In this example, the leader has two children, one with a subtree of size 3, and the other with a subtree of size 4. The leader then knows there are 8 nodes (3 + 4 + itself). We want 3 groups A, B, and C, so the leader decides there should be 3 nodes in A, 3 in B, and 2 in C. It assigns itself to A, tells its child with 4 nodes to assign 2 to A and 2 to B, and tells its child of 3 nodes to assign 1 to B and 2 to C. The children can run the same decision process, and the groups get assigned recursively.

And now we can run the same process on our larger network.

This gives us total control over the group size! So now we can pair that with the sorting to get a full algorithm for partitioning.

This is an partitioning that gives exact control over the group size and has some spatial awareness. It still has many issues, such as not supporting dynamic networks and not always providing an optimal assignment on non-convex networks, but it’s not too bad.

Variations

There are a couple of variations or improvements you might try on these static trees. The code for each animation is here, so you can can have a starting framework to implement these variations if you like.

Position-aware: You might be able to minimize the non-convex problem a bit if you add in position information to the tree assignment. If each node tracks the average position of its subtree, then groups can be assigned based on proximity to their target locations.

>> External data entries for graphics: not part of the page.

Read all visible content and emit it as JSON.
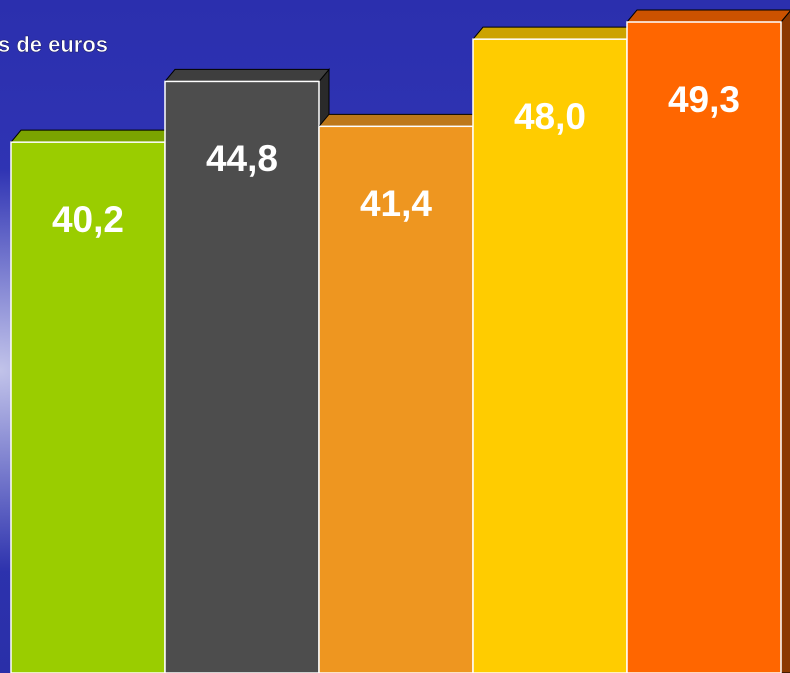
{
  "chart_data": {
    "type": "bar",
    "title": "s de euros",
    "values": [
      40.2,
      44.8,
      41.4,
      48.0,
      49.3
    ],
    "value_labels": [
      "40,2",
      "44,8",
      "41,4",
      "48,0",
      "49,3"
    ],
    "colors": [
      "#9acd00",
      "#4d4d4d",
      "#ee9620",
      "#ffcc00",
      "#ff6600"
    ]
  }
}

Groups of $K$: The leader can easily assign groups of $K$ rather then $K$ groups by simply choosing how many groups to have after calculating the swarm size. For example, if the leader finds it has 8 nodes and wants groups of 2, then it partitions into 4 groups.

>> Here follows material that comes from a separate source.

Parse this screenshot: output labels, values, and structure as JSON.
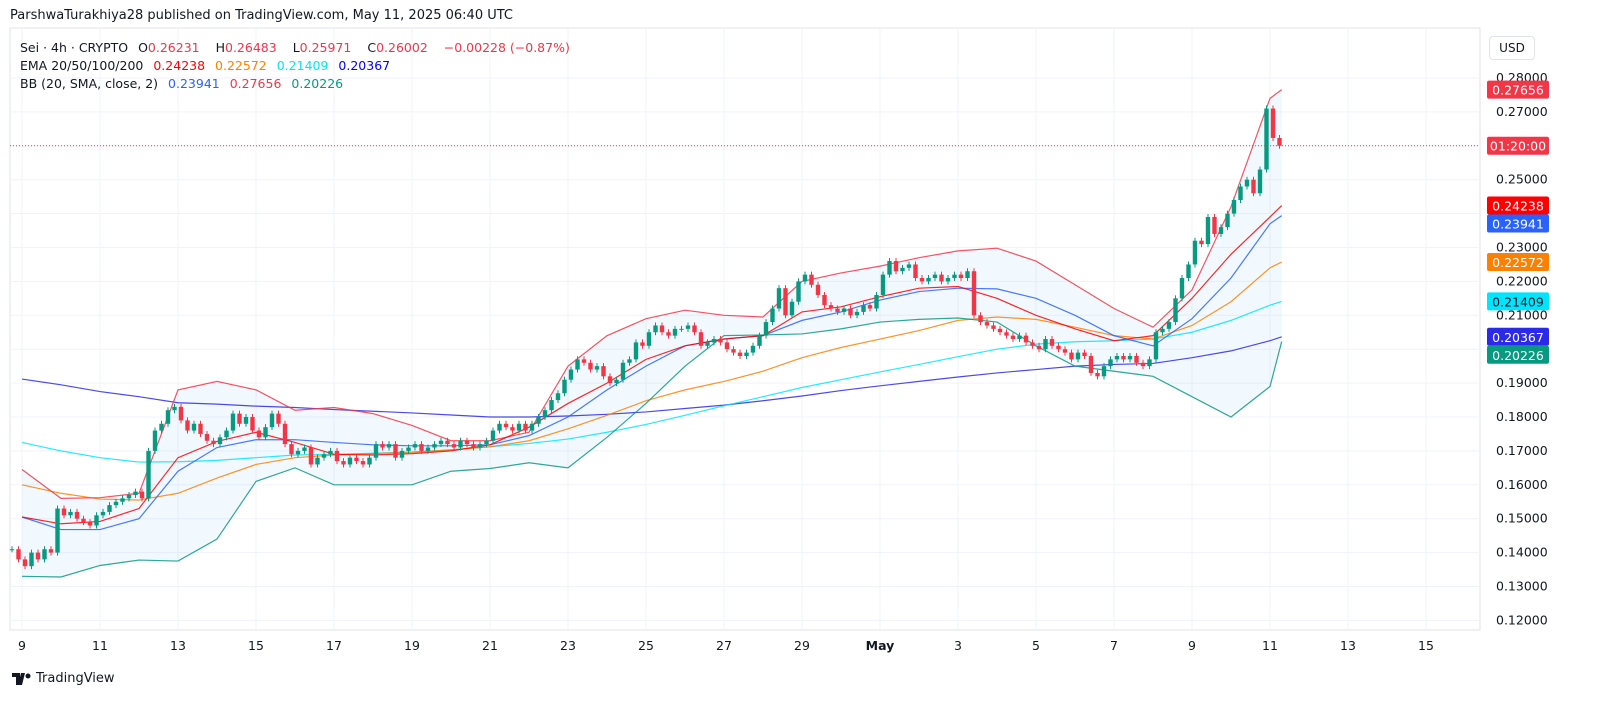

Counting off nodes: The leader can also assign integer ranges to subtrees, and the nodes pick a single integer to assign itself. You could look at this as the leader deciding to have an equal number of groups as number of nodes (although that wouldn’t be as scalable, so we could use integer ranges). For example, if the leader find it has 8 nodes, then it assigns itself to ID $0$, assigns its child of 3 to the IDs $1-3$, and its other child of 4 to $4-7$.

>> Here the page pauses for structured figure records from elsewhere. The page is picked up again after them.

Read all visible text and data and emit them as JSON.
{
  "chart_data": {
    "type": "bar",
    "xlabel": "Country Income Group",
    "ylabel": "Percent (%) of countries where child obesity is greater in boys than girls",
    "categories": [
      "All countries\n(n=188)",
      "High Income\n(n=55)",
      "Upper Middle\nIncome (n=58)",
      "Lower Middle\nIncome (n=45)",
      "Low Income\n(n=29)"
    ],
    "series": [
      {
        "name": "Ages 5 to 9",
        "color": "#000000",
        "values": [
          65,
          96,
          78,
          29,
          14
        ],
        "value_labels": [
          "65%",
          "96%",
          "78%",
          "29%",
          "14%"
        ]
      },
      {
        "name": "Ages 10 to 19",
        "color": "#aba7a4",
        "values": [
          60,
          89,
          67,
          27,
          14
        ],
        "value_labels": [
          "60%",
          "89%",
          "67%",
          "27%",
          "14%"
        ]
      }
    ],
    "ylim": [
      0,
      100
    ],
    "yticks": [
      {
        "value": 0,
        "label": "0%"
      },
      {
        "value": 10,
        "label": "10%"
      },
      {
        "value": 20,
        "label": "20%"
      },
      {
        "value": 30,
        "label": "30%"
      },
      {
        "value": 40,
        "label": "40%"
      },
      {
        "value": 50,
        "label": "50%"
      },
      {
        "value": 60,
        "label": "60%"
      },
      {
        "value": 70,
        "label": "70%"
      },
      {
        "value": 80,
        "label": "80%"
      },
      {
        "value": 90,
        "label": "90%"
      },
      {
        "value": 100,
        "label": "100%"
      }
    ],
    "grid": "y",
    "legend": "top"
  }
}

You could actually use this counting-off protocol to assign groups. If you want $K$ groups, each node assigns itself to its ID modulo $K$. If you want groups of $K$, each node assigns itself to the floor of its ID divided by $K$. Note that this means if you can find a better way to count off nodes in the network, you also find a way to assign nodes to groups.

Other potential approaches

Instead of using these trees, there are other approaches we might explore in the future.

Density diffusion + token passing

There are two good papers that solve the problem of group assignment on a static graph using diffusion and token passing. This first paper solves the problem for two groups, and this second paper extends it to $K$ groups.

Pairing off

It would be worth investigating the problem of pairing off groups in a network, similar to how I imagine humans would solve this problem. If you asked a large group of people in an auditorium to get into groups of 100, how would they do it? One guess is that they would create small groups (maybe initially 2), each with a leader that tracks how big the group is, then the leaders would find each other and combine groups if the new group will be closer to the final answer, and repeat. You would still need to handle groups that would get too big, leadership election, group merges, and other issues.

Distributed K-means clustering

Using the Distributed K-means Clustering Algorithm allows you to assign position-aware group assignments, but only for static networks. Unfortunately, this doesn’t solve the problem of equal-sized groups. Perhaps the centralized same-size K means clustering algorithm could be extended to the distributed setting? It certainly seems possible. Could that be extended to the dynamic setting?